Allein schon die Veröffentlichung dieser Entscheidung in praktisch allen etablierten Medien zeigt, worum es in Wirklichkeit geht: Wähler sollen abgehalten werden, im Superwahljahr 2021 ihr Kreuz bei der AfD zu machen. Sollte ein Geheimdienst nicht im Geheimen arbeiten, wie passt dazu das Durchstechen dieser Information an die Medien? Man beachte auch den Unterschied: Linksgrüne können sich auf Demonstrationen hinter „Deutschland verrecke“-Forderungen stellen, das bleibt folgenlos, aber die AfD-Kritik am Missbrauch des Asylrechts zur Einwanderung aus anderen Gründen soll menschenfeindlich sein und eine Beobachtung rechtfertigen?

Passend dazu fand die AfD Cuxland einen Trauerbrief in ihrem Postfach, in dem stand: „AfD! Zur Entsorgung freigegeben!“ Dem Absender sei gesagt: Freuen Sie sich nicht zu früh.
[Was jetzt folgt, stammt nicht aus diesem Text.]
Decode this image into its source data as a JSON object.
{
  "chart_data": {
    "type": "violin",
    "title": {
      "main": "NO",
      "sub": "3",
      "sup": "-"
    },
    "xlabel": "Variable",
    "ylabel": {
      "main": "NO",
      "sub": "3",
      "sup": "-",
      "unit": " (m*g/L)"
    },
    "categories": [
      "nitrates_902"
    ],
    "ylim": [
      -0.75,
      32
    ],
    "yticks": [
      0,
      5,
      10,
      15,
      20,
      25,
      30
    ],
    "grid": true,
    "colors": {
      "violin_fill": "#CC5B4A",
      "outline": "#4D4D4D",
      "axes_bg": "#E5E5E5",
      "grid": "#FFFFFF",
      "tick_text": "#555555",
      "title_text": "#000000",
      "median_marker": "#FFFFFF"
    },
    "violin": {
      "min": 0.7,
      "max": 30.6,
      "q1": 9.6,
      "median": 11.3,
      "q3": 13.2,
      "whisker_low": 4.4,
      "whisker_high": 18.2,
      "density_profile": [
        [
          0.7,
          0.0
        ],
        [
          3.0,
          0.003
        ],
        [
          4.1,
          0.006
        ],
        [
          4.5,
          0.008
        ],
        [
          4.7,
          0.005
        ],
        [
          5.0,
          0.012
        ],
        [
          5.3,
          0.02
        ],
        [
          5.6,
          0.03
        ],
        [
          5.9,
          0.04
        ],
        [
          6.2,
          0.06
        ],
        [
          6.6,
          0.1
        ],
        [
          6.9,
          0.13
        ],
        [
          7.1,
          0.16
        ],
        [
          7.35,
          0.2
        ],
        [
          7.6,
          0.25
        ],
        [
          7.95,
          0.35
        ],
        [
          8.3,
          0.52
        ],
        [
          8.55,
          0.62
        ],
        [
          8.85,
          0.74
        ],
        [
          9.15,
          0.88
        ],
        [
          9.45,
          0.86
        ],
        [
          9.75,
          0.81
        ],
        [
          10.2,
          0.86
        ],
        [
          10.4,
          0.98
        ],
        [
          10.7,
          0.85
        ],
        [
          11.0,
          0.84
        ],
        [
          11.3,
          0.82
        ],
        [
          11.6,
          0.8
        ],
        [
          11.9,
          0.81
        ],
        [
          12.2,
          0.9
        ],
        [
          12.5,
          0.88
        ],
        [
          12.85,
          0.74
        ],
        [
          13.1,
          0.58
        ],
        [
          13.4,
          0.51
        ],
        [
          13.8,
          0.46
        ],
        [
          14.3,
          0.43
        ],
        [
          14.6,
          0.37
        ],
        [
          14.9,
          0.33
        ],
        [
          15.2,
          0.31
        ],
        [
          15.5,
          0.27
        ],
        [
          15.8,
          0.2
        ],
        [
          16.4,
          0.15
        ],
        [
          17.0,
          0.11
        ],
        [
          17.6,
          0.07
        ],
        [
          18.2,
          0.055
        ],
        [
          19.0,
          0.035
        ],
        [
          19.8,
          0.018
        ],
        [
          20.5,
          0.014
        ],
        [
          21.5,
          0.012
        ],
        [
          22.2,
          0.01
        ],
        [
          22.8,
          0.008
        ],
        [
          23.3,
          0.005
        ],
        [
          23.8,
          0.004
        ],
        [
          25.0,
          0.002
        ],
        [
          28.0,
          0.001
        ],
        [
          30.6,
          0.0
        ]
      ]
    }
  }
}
Viele Bürger erkennen die politische Motivation hinter der Entscheidung und wählen trotzdem AfD. Die Folgen falscher Politik lassen sich nicht dauerhaft verstecken. Überzogene Corona-Maßnahmen führen in die schwerste Krise seit Bestehen der Bundesrepublik, bei Windstille und Dunkelheit ist es eine Frage der Zeit, bis einmal nicht genug Importstrom zur Verfügung steht und in Deutschland die Lichter ausgehen. Auch wird die Euro-Schuldenblase platzen, viele Italiener und Griechen geben ganz offen zu, dass diese Schuldenberge, die durch die aktuelle Krise noch einmal kräftig wachsen niemals zurückgezahlt werden können.